Она заметила выражение крайнего удивления на лице Стенли и поняла, что не должна быть слишком откровенной с незнакомцем.

— Извини меня. С тех пор как Том был убит, я… — Люси судорожно вздохнула. Она не привыкла говорить вслух о Томе, и комок в горле заставил ее замолчать. Ей казалось, что она уже примирилась с преждевременной смертью мужа. Но, очевидно, это было не так.

— Том Кабен был твоим мужем?!

— Да. Томас Кабен. Он работал мясником в местном бакалейно-гастрономическом магазине. Его поймали на краже крупного рогатого скота на одной из близлежащих ферм и убили в перестрелке.

Мужчина внимательно смотрел на нее, сосредоточенно сжав губы. Лицо его стало бледным, глаза сузились до узких щелочек.

— Это не очень интересная история, — заметила женщина. — Я была опустошена, поскольку несчастье застало меня врасплох. Мне не приходило в голову, что Том связан с воровской шайкой. Долгое время после этого я не могла прийти в себя.

— У тебя нет родни, которая могла бы позаботиться о тебе?

— Я сирота. А родители Тома давно умерли. И вот мы остались одни с дочкой и живем сейчас только вдвоем. Скудные сбережения позволили нам продержаться несколько месяцев. Когда я пришла в себя, то поняла, что должна найти себе работу. Бенни — единственный человек, который нанял меня, не спрашивая, что я умею делать. Кажется, он пошел на это потому, что рассчитывал заманить меня в свою постель. Ему и в голову не приходило, что я так долго смогу противиться его ухаживаниям или даже полностью отвергну их. — Она презрительно скривила губы. — Теперь понятно — он в конце концов потерял бы терпение и выгнал бы меня.

Стенли утвердительно хмыкнул.

— Но ты согласна на работу, которую я предлагаю тебе или нет?

Никакого выбора у Люси не было. Ей предстояло либо согласиться на предложение Стенли, либо умереть с голоду. Но ей не нравилась подобная альтернатива. Этот мужчина заставлял ее нервничать, чувствовать то, чему она должна противиться.

Тем не менее ей пришлось сказать:

— Я соглашусь на эту работу. — А потом она добавила: — Только с одним условием: до тех пор пока не заживет моя рука и я не смогу решить, что мне делать дальше!

Или до того дня, когда станет небезопасным оставаться с этим одиноким волком, в чьем логове она оказалась со своим детенышем, подумала Люси.


Он убил ее мужа!

Стенли жалел, что не спросил фамилию Люси раньше. Теперь он был потрясен, что ее мужем оказался Томас Кабен.
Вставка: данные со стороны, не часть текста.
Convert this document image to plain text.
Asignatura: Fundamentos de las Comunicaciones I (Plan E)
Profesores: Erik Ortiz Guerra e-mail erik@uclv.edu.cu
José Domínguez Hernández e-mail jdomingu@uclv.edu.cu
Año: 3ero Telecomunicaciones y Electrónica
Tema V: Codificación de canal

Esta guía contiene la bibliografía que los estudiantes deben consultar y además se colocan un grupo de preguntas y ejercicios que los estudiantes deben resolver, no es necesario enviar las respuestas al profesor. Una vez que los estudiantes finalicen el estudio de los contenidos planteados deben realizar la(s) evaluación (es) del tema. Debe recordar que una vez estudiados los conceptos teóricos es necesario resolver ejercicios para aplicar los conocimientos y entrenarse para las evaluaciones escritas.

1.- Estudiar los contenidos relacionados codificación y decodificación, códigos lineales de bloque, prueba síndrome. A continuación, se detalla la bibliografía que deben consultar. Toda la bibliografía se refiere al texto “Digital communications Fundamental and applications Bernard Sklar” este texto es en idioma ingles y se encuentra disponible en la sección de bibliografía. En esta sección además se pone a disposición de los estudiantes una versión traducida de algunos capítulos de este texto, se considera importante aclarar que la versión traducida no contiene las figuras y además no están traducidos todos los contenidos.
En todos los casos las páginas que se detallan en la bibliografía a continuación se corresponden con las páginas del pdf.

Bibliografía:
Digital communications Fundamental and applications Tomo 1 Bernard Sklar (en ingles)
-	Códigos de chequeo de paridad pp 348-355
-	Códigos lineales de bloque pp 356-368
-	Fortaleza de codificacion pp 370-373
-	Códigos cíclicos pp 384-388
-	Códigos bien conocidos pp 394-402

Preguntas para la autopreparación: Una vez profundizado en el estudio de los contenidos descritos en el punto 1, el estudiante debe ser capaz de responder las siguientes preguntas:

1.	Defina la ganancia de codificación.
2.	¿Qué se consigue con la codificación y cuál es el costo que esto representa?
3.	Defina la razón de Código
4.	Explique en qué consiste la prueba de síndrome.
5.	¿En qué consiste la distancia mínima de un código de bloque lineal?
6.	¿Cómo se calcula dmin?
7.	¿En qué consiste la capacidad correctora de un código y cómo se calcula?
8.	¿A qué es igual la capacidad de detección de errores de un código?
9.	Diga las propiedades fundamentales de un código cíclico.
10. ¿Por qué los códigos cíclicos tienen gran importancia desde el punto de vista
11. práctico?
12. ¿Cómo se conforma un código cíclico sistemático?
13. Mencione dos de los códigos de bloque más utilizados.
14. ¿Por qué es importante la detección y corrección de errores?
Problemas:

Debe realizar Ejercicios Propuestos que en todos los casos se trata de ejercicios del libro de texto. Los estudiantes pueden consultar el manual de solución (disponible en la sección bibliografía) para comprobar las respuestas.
В течение нескольких месяцев он выслеживал банду похитителей крупного рогатого скота и наконец захватил ее на месте преступления. Его вынудили вступить в перестрелку. Он выполнял свою работу с беспощадной неумолимостью, которую требовали от него закон и профессия. И Томас Кабен умер!
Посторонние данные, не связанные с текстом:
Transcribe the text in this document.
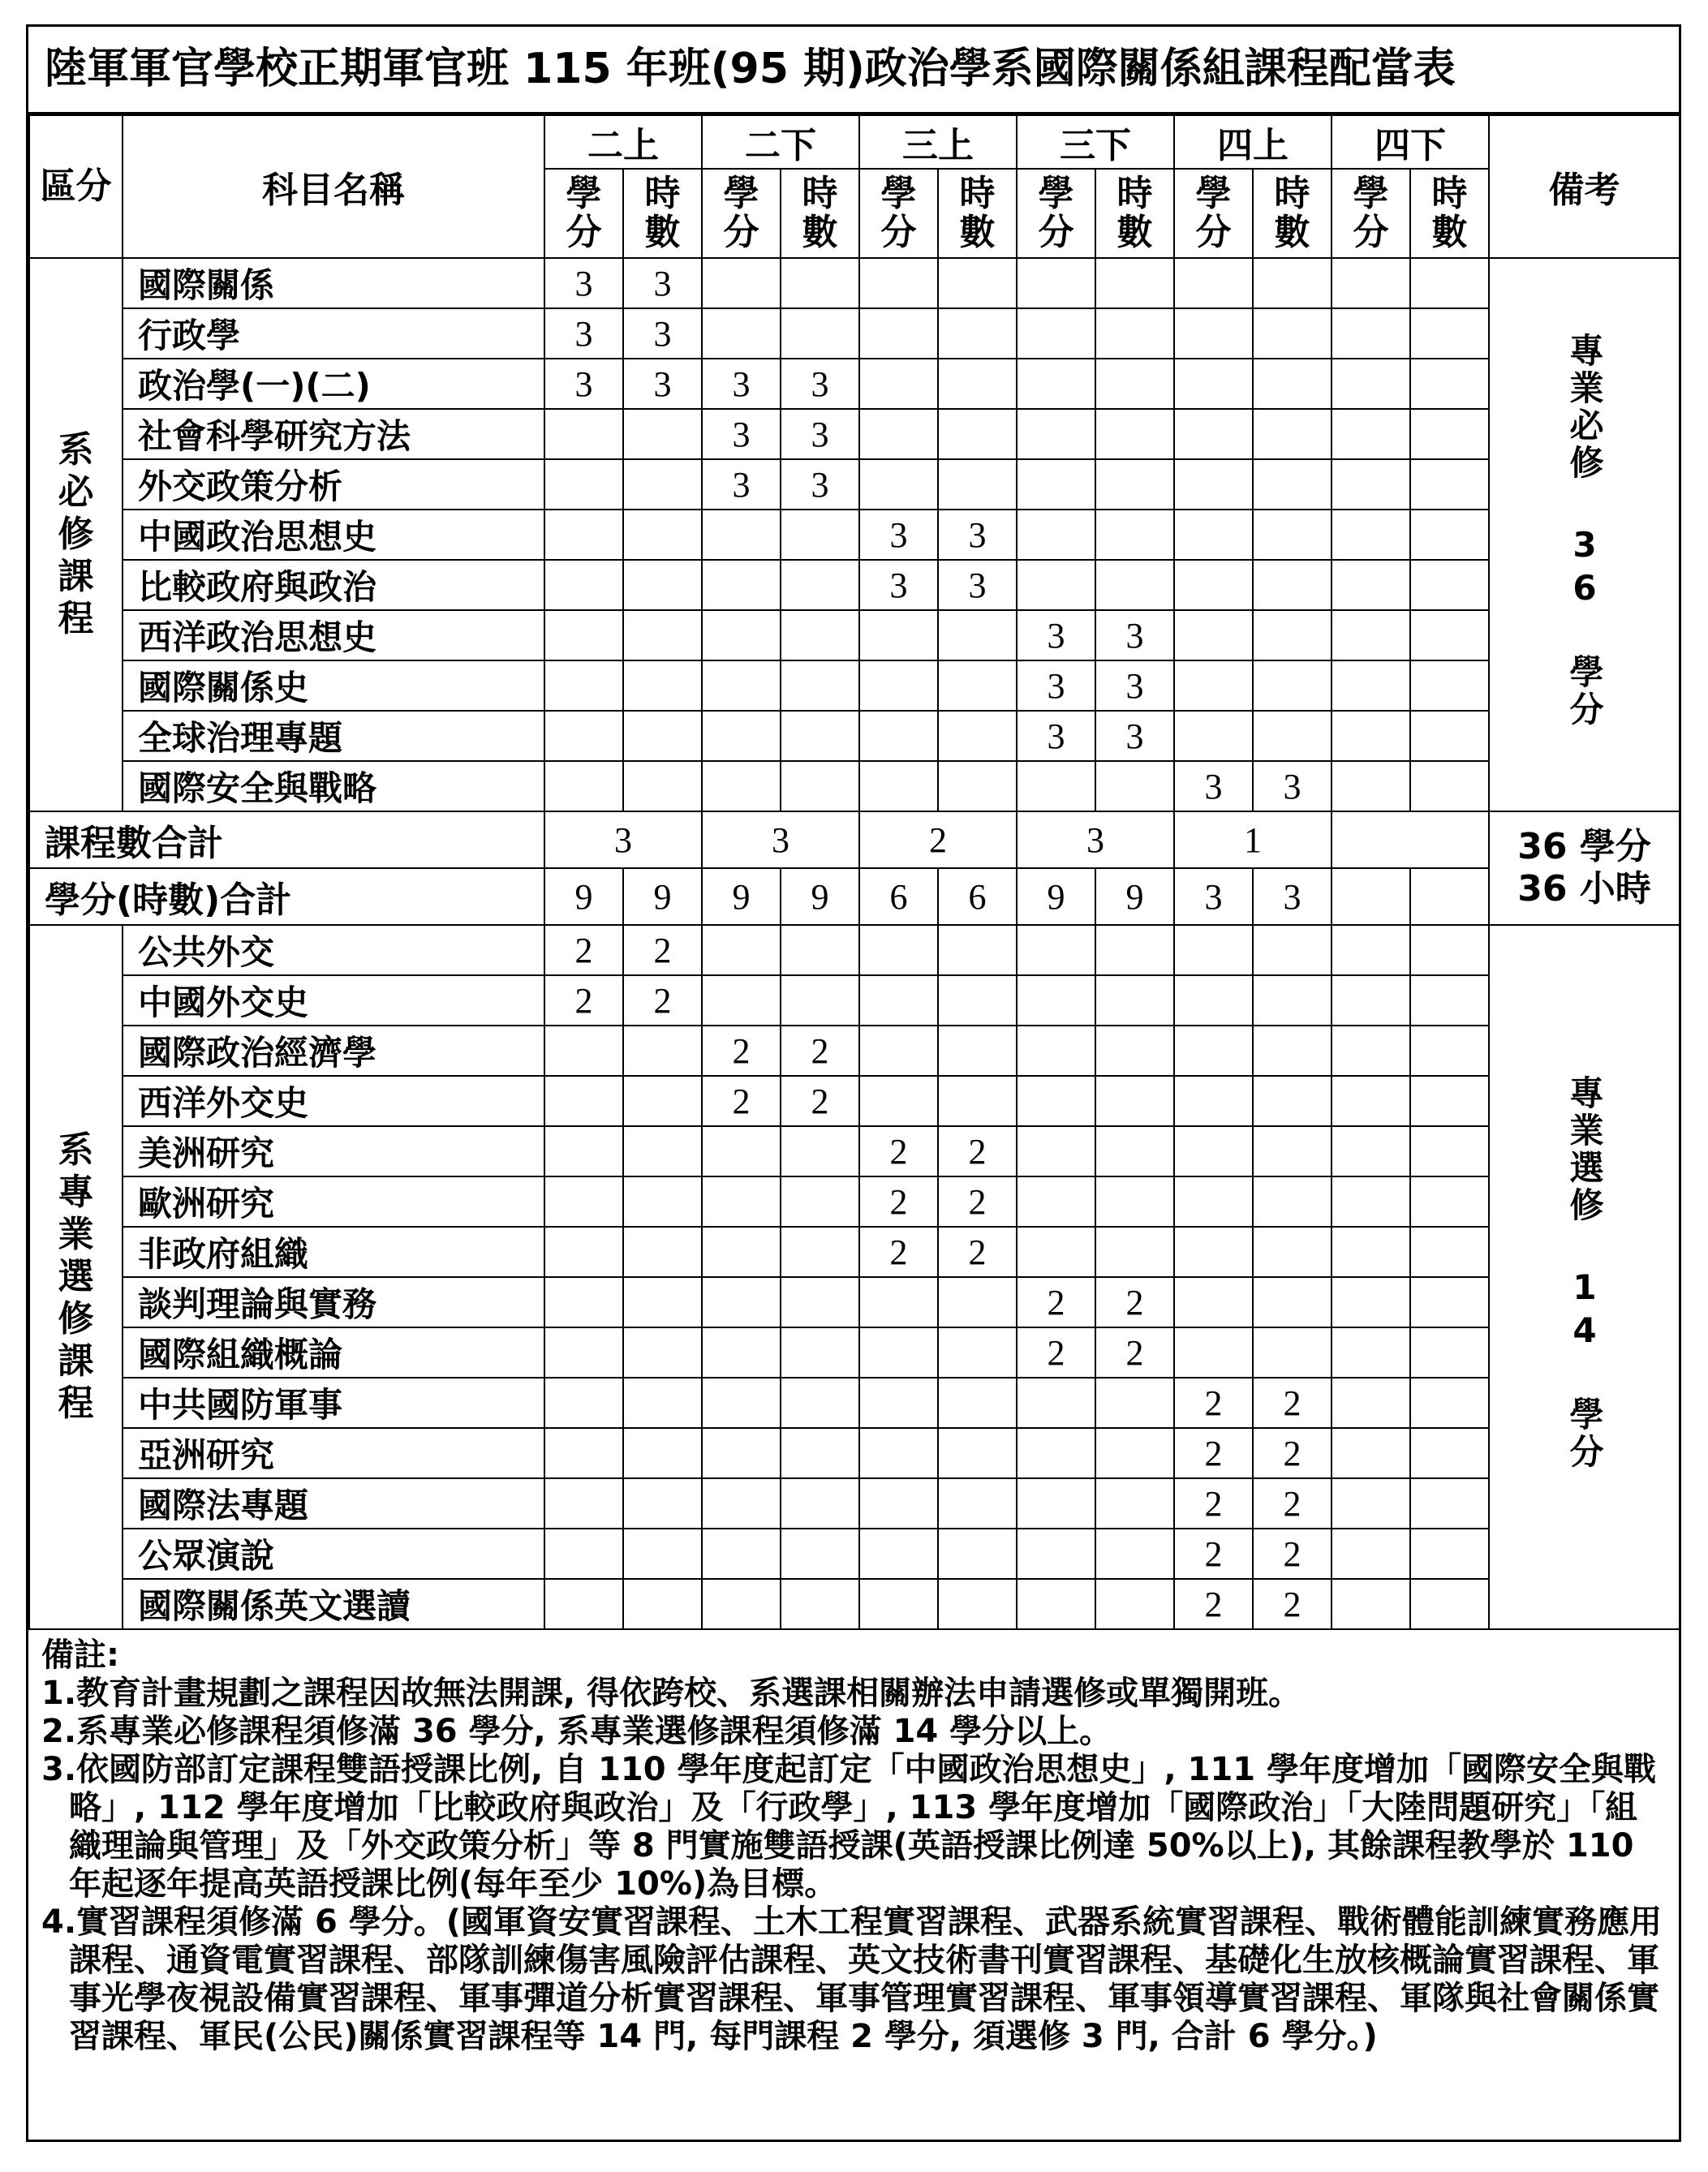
陸軍軍官學校正期軍官班 115 年班(95 期)政治學系國際關係組課程配當表
區分	科目名稱	二上		二下		三上		三下		四上		四下		備考
		學分	時數	學分	時數	學分	時數	學分	時數	學分	時數	學分	時數	
系必修課程	國際關係	3	3											專業必修 36 學分
	行政學	3	3											
	政治學(一)(二)	3	3	3	3									
	社會科學研究方法			3	3									
	外交政策分析			3	3									
	中國政治思想史					3	3							
	比較政府與政治					3	3							
	西洋政治思想史							3	3					
	國際關係史							3	3					
	全球治理專題							3	3					
	國際安全與戰略									3	3			
課程數合計		3		3		2		3		1				36 學分
36 小時

學分(時數)合計		9	9	9	9	6	6	9	9	3	3			
系專業選修課程	公共外交	2	2											專業選修 14 學分
	中國外交史	2	2											
	國際政治經濟學			2	2									
	西洋外交史			2	2									
	美洲研究					2	2							
	歐洲研究					2	2							
	非政府組織					2	2							
	談判理論與實務							2	2					
	國際組織概論							2	2					
	中共國防軍事									2	2			
	亞洲研究									2	2			
	國際法專題									2	2			
	公眾演說									2	2			
	國際關係英文選讀									2	2			

備註:

1.教育計畫規劃之課程因故無法開課, 得依跨校、系選課相關辦法申請選修或單獨開班。

2.系專業必修課程須修滿 36 學分, 系專業選修課程須修滿 14 學分以上。

3.依國防部訂定課程雙語授課比例, 自 110 學年度起訂定「中國政治思想史」, 111 學年度增加「國際安全與戰略」, 112 學年度增加「比較政府與政治」及「行政學」, 113 學年度增加「國際政治」「大陸問題研究」「組織理論與管理」及「外交政策分析」等 8 門實施雙語授課(英語授課比例達 50%以上), 其餘課程教學於 110 年起逐年提高英語授課比例(每年至少 10%)為目標。

4.實習課程須修滿 6 學分。(國軍資安實習課程、土木工程實習課程、武器系統實習課程、戰術體能訓練實務應用課程、通資電實習課程、部隊訓練傷害風險評估課程、英文技術書刊實習課程、基礎化生放核概論實習課程、軍事光學夜視設備實習課程、軍事彈道分析實習課程、軍事管理實習課程、軍事領導實習課程、軍隊與社會關係實習課程、軍民(公民)關係實習課程等 14 門, 每門課程 2 學分, 須選修 3 門, 合計 6 學分。)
Его специальность — охрана от воровства огромных стад скота — не была известна широкому кругу лиц. Стенли было нужно, чтобы сохранялась секретность его действий. Так продолжалось и до сего дня. Это помогало ему проникать в странствующие банды похитителей скота, которые, как чумная язва, охватили безбрежные просторы штата Техас. Полицейские власти оказывали содействие работе Миллера, и его имя не попадало в местную прессу.

Стенли понимал, что должен немедленно признаться Люси в убийстве ее мужа, дать ей возможность излить на него свой гнев и ненависть. Но ей некуда было идти, а он боялся, что женщина не останется у него, если узнает правду. До того момента, пока она не поправится, он мог, по крайней мере, предоставить жилье и еду. Она и ребенок нуждались в нем. Стенли был у них в долгу, поскольку ведь это он разрушил семью, лишил их мужа и отца. К несчастью, Том Кабен оказался преступником.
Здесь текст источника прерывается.